Fall 2024 - MBB 110 D100

Data Analysis for Molecular Biology and Biochemistry (3)

Class Number: 1512

Delivery Method: In Person

Overview

  • Course Times + Location:

    Sep 4 – Oct 11, 2024: Tue, 2:30–4:20 p.m.
    Burnaby

    Oct 16 – Dec 3, 2024: Tue, 2:30–4:20 p.m.
    Burnaby

  • Exam Times + Location:

    Dec 17, 2024
    Tue, 7:00–10:00 p.m.
    Burnaby

  • Prerequisites:

    MATH 12 or equivalent is recommended.

Description

CALENDAR DESCRIPTION:

Introductory data analysis focusing on molecular biology data sets and examples and including basic programming skills using Python and basic statistics skills using R. Students with credit for MBB 243 may not take this course for further credit. CMPT 120 will be accepted in lieu of MBB 110.

COURSE DETAILS:

The purpose of this introductory data analysis course is to teach students in molecular biology or any students who will analyze molecular data, basic knowledge of molecular biology data types, data analysis methods including basic programming skills using Python, and basic statistics skills using R.

Lectures

Lecture 1 Molecular biology data: flavours and common file formats
Lecture 2 Molecular biology data: genomes and annotation
Lecture 3 Fundamentals of R and Python
Lecture 4 Getting/parsing/manipulating sequence data using shell, R and Python
Lecture 5 Regular expressions and patterns
Lecture 6 Quantitative DNA/RNA sequence analysis
(Midterm exam)
Lecture 7 Genome-scale data analysis
Lecture 8 Plotting with ggplot2
Lecture 9 Techniques for tidying, merging and manipulating tabular data
Lecture 10 Basic modeling
Lecture 11 Visualization of genomic annotations
Lecture 12 Advanced data visualization methods
(Final exam)


Labs

Lab 1 Shell competency 1: manipulating and searching plain text formats
Lab 2 Shell competency 2: installing, managing and running command-line utilities
Lab 3 Basic data types and operations in Python and R
Lab 4 Conditionals and control flow in Python and R
Lab 5 Application of regular expressions in Python and R
Lab 6 Quantitative analysis of DNA and protein sequences
Lab 7 Tidy data, data frames and data tables
Lab 8 Plotting genomic and other flavours of data
Lab 9 Cleaning and combining data sets
Lab 10 Creating and visualizing models
Lab 11 Fundamentals of Bioconductor
Lab 12 Selected topics

Grading

  • In class lab tasks: In each lab, there is a list of tasks that should be accomplished in class.
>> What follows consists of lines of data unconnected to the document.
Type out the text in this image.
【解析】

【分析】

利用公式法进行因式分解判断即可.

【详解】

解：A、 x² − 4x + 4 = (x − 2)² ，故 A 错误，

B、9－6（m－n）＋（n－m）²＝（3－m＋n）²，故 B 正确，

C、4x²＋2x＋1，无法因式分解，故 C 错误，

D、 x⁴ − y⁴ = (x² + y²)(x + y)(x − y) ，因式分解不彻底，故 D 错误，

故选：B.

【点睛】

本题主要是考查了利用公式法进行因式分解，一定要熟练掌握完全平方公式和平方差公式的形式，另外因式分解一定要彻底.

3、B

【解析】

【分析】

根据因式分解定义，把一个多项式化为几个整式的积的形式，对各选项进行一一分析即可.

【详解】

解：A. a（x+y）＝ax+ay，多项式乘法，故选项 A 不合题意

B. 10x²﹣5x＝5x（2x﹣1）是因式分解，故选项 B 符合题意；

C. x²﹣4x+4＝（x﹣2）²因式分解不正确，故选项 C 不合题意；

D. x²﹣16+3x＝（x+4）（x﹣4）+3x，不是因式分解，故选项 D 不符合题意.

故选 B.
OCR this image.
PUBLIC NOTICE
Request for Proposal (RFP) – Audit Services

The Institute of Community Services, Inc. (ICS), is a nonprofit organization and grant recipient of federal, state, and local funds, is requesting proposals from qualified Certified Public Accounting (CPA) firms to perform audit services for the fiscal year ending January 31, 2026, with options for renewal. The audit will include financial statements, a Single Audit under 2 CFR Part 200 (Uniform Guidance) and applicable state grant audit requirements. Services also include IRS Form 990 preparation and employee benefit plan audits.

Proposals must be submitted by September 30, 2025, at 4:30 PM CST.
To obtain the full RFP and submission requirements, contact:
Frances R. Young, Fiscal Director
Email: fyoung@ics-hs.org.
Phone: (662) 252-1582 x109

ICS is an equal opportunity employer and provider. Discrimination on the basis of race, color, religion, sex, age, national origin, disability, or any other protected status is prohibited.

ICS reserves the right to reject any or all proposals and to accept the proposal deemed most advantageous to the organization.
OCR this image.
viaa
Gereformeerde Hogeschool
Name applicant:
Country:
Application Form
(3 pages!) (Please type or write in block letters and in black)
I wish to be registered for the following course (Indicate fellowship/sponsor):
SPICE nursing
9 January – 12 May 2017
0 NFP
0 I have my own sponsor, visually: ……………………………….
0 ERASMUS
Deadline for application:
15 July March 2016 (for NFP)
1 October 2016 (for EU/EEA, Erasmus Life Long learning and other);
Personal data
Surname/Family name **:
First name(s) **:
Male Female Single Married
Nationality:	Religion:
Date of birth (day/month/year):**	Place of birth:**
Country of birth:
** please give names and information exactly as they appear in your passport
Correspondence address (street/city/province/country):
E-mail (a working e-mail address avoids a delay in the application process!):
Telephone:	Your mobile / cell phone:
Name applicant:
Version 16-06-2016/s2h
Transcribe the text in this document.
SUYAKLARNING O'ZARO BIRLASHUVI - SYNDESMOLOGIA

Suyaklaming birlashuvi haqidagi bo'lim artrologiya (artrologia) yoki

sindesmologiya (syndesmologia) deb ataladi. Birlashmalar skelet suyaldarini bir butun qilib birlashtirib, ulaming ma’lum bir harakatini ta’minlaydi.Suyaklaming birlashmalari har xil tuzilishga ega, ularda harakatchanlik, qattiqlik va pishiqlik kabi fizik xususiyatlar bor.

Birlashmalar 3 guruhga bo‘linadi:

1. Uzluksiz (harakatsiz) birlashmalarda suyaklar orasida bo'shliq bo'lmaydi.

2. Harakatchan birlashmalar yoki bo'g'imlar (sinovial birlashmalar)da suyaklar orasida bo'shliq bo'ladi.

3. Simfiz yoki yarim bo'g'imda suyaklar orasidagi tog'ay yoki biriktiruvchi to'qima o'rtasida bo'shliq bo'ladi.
Results are submitted by the end of each lab. 20%
  • Lab assignments: Short assignments will be handed out in lab sessions and will be due at the start of your lab one week later, unless indicated otherwise. There is a 10% per day late penalty for assignments received after the due date time. 35%
  • Midterm and final exams - a mixture of multiple choice, short answer and written questions. (10% for midterm exam and 25% for final exam) 35%
  • Participation 10%

NOTES:

Students with credit for CMPT 102, 120, 125, 126, 128 or 130 may not take this course for further credit.

Materials

REQUIRED READING:

Python for Biologists.  Martin Jones.  2013. CreateSpace Independent Publishing Platform.
ISBN: 978-1492346135

REQUIRED READING NOTES:

Your personalized Course Material list, including digital and physical textbooks, are available through the SFU Bookstore website by simply entering your Computing ID at: shop.sfu.ca/course-materials/my-personalized-course-materials.

Department Undergraduate Notes:


  • For help with writing, learning and study strategies please contact the Student Learning Commons at
    http://learningcommons.sfu.ca/
  • Students requiring accommodations as a result of a disability, must contact the Centre for Accessible Learning (778-782-3112 or e-mail:  caladmin@sfu.ca)

Registrar Notes:

ACADEMIC INTEGRITY: YOUR WORK, YOUR SUCCESS

SFU’s Academic Integrity website http://www.sfu.ca/students/academicintegrity.html is filled with information on what is meant by academic dishonesty, where you can find resources to help with your studies and the consequences of cheating. Check out the site for more information and videos that help explain the issues in plain English.

Each student is responsible for his or her conduct as it affects the university community. Academic dishonesty, in whatever form, is ultimately destructive of the values of the university. Furthermore, it is unfair and discouraging to the majority of students who pursue their studies honestly. Scholarly integrity is required of all members of the university. http://www.sfu.ca/policies/gazette/student/s10-01.html

RELIGIOUS ACCOMMODATION

Students with a faith background who may need accommodations during the term are encouraged to assess their needs as soon as possible and review the Multifaith religious accommodations website. The page outlines ways they begin working toward an accommodation and ensure solutions can be reached in a timely fashion.